Уходя со своей командой, Чик напряг слух. Он чувствовал, что он должен что-то очень приятное услышать за спиной. И он в самом деле услышал. Он услышал целую фразу, которая потрясла его своей былинной красотой.
— Ребята, ну и колотушка у этого Чика, — сказал кто-то.
Зарево славы подымалось за его спиной. Чик ощущал в своем теле необыкновенную легкость. Он почти не чувствовал земли. Он почти ничего не видел и не слышал. Что-то радостно лопочут друзья, Сонька ему сует мастику но он ее почему-то положил не в рот, а в карман. Потом появились какие-то волнения, стали говорить, что нас, наверное, ищут, что нам, наверное, попадет.
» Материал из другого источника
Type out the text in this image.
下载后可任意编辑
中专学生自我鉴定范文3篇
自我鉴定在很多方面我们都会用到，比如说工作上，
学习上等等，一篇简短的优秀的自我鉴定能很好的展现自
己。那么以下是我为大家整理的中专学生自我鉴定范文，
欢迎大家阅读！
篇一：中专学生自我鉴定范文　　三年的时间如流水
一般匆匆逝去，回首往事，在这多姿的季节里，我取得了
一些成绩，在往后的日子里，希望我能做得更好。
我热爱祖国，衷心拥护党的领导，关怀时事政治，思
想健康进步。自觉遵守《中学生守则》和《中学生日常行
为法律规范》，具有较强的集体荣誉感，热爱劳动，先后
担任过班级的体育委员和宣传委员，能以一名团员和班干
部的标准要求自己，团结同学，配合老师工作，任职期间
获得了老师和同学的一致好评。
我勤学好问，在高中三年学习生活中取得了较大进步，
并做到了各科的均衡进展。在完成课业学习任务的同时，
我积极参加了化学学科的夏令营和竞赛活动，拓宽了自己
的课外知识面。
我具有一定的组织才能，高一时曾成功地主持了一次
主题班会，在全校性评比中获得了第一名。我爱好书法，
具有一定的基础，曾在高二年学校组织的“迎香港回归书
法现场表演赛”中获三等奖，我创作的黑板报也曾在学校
Кого ищут, чего ищут? Он только чувствовал какую-то легкость, легкость и музыку. Будто слышится какой-то оркестр, вроде тех предпраздничных оркестров, которые за несколько дней до праздника начинали шагать по городу, как бы пробуя будущее веселье. Чик страшно любил эти пробы будущего веселья и, бывало, как только услышит такой оркестр, вместе с Белочкой выбегал на улицу и долго-долго провожал его.
— Чик, — вдруг донеслось до него сквозь музыку оркестра, — я тебе что-то хочу сказать.
Они уже шлепали по тротуару, вот-вот свернут на свою улицу. Это был голос Ники.
— Ага, — сказал Чик не останавливаясь и не оборачиваясь, потому что никак не хотел упускать музыки, которую он слышал, — говори…
— Только один на один, — сказала Ника, и Чик по ее голосу почувствовал, что она остановилась. Ему стало тревожно.
— Что? — спросил Чик, останавливаясь и с легкой досадой чувствуя, что музыка уходит вперед. «Ну ничего, догоню», — подумал он.
— Вы идите, — кивнул он остальным.
— Чик, — тихо сказала Ника и прямо посмотрела ему в глаза своими темными от густоты синевы глазами, — почему эта женщина сказала про папу «бедный»?
Чик сразу все вспомнил.
Он вспомнил, что все это время, пока они спускались с лестницы и пока он готовился к драке, она как-то замкнулась и съежилась. Теперь он понял, что она все время думала о словах тети Ларисы…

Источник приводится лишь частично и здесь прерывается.